-Hayri Argav-Düsseldorf

Osman Sakalsız
da bunlardan biri. Çorumlu bir işçi iken 1960 yılların ilk yarısında tanışmış TİP’le. Devrimci gençliğin topyekün akın ettiği bir parti o zamanlar  TİP.  Mahirler, Denizler ve daha bir çok kişinin devrimle ilk buluştuğu yer. 

Atilla Keskin o zamanlar siyasal Bilgiler öğrencisi.  Öğrenciler “proleter” olsunlar diye, Parti’de öğrenciler ve işçilerler birlikte çalıştırılıyor. Osman ile birlikte işçi çalışması yapmış Atilla Keskin. “Daha sonra yolları ayrılmış”. Osman henüz 23’ündeyken parti yönetimine girmiş, görevler üslenmiş. Ne de olsa işçi, “devrimin önderi.” Devlete göre ise “tehlikeli bir komünist!” Zaten bu nedenle 1971  Askeri darbesinde hapsi “boylamış”.


Üç yıl. Az bir zaman değil.

1974 onun özgürlük yılı. Nasıl bir özgürlükse bu;
Yürüyüş Dergisi Genel Yayın Yönetmenliği yaptığı için polis hiç eksik olmamış peşinden.

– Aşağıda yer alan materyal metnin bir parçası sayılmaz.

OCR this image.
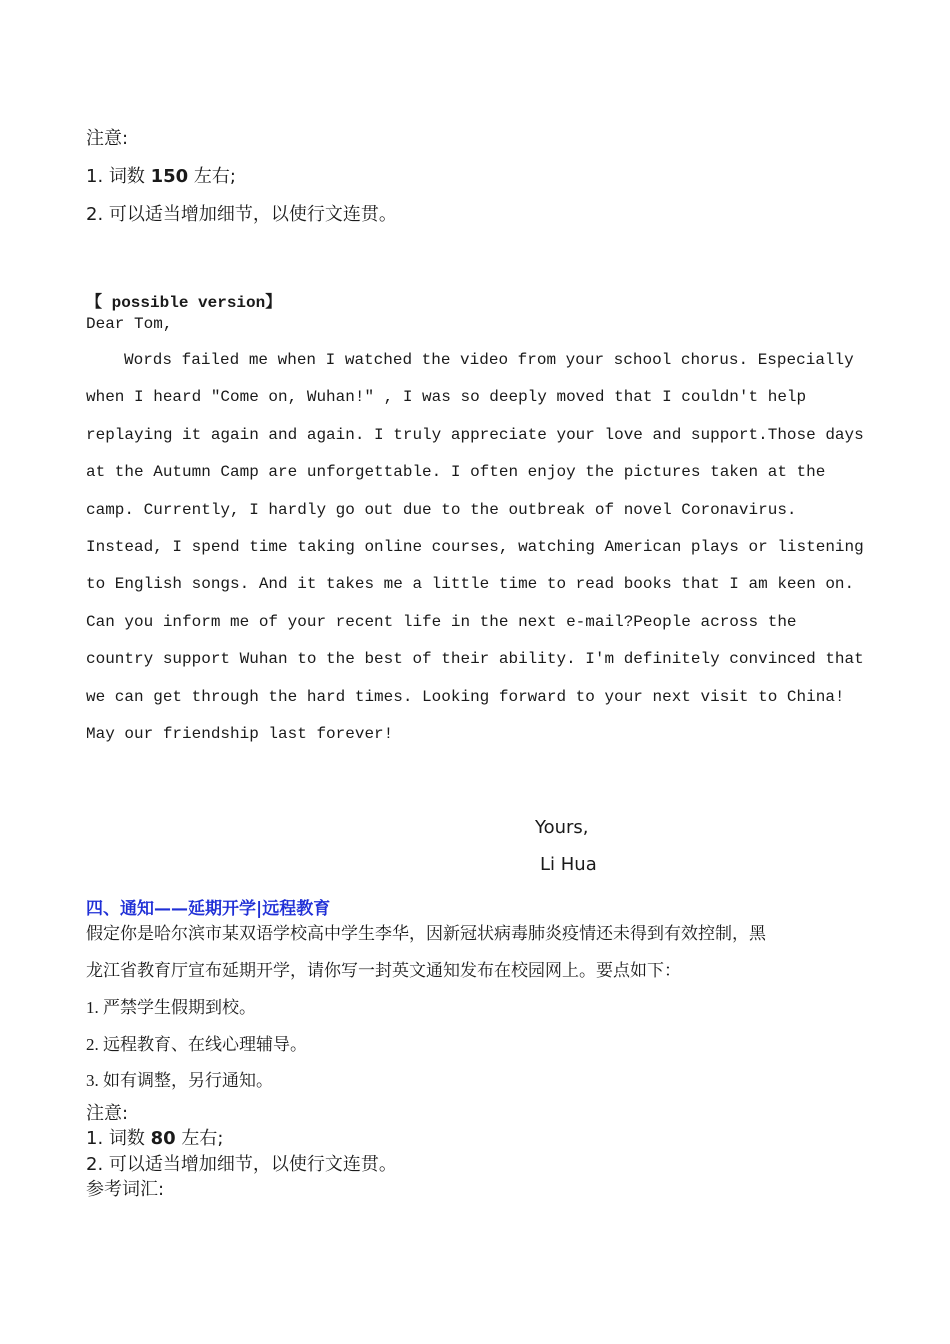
注意:
1. 词数 150 左右;
2. 可以适当增加细节，以使行文连贯。
【 possible version】
Dear Tom,
Words failed me when I watched the video from your school chorus. Especially
when I heard "Come on, Wuhan!" , I was so deeply moved that I couldn't help
replaying it again and again. I truly appreciate your love and support.Those days
at the Autumn Camp are unforgettable. I often enjoy the pictures taken at the
camp. Currently, I hardly go out due to the outbreak of novel Coronavirus.
Instead, I spend time taking online courses, watching American plays or listening
to English songs. And it takes me a little time to read books that I am keen on.
Can you inform me of your recent life in the next e-mail?People across the
country support Wuhan to the best of their ability. I'm definitely convinced that
we can get through the hard times. Looking forward to your next visit to China!
May our friendship last forever!
Yours,
Li Hua
四、通知——延期开学|远程教育
假定你是哈尔滨市某双语学校高中学生李华，因新冠状病毒肺炎疫情还未得到有效控制，黑
龙江省教育厅宣布延期开学，请你写一封英文通知发布在校园网上。要点如下：
1. 严禁学生假期到校。
2. 远程教育、在线心理辅导。
3. 如有调整，另行通知。
注意:
1. 词数 80 左右;
2. 可以适当增加细节，以使行文连贯。
参考词汇:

Ve derken ikinci bir askeri darbe. 12 Eylül yani. Partiler, sendikalar kapatılmış, baskının, işkencenin kol gezdiği yıllar. Osman Sakalsız yine cezaevinde. 

Türkiye’de “fişlenmek” kötüdür. Devlet, yedi kuşak takip eder sülalesini! Artık buna neden olana gelince...

Bu koşullarda diğerleri gibi Osman da sürgünde bulmuş kendini. Her sürgün gibi Avrupa’da da birçok “görevler” üslenmiş Osman. TİP ve TKP’nin birleşmesinden oluşan TBKP Genel Sekreter Yardımcılığı, SBP ve ÖDP kurucu üyeliğinde bulunmuş. Yanısıra demokratik kitle örgütlenmesinde yeralmış; Demokrasi İçin Birlik - DİBAF Genel Başkanlığı.. DİBAF ve FİDEF birleşmesinden oluşan Türkiyeli Göçmen Dernekleri Federasyonu-GDF’nin kurucusu ve..

 

Bir ömrü halkına, insanlığa adamış Osman Sakalsız.

 

İşte Türkiye’ye can, kan vermeye çalışmış, bütün ömrünü buna adamış o insan, bugün sesizce o topraklara dönüyor.
Dün gece Almanya’nın Düsseldorf kentinde, memleketinden uzakta yaşama veda etti, akciğer kanserinden.

 

Bir dönem meydanlara sığmamış Osman’ı, dün akşam dostları olarak bizler, küçük bir salonda andık onu. Sürgün yaşamının gecelere vuran hırçın dalgalı düşlerin, sessizleşmiş halini yaşadık. Arkadaşları Ali Naki Öner, Atilla Keskin, Metin Gür, Halit Altun, Murat Çakır ve Avrupa Sürgün Platformu’dan Hayri Argav birer konuşma yaptılar.

 

Perşembe (10 ocak) günü canazesi Düsseldorf’tan uçakla Türkiye’ye, İstanbul’a götürülecek.

 

Bir zamanlar meydanlarında on binlere coşku yaratış bir sürgünün aynı topraklara sesiz yolculuğu. Ne acı!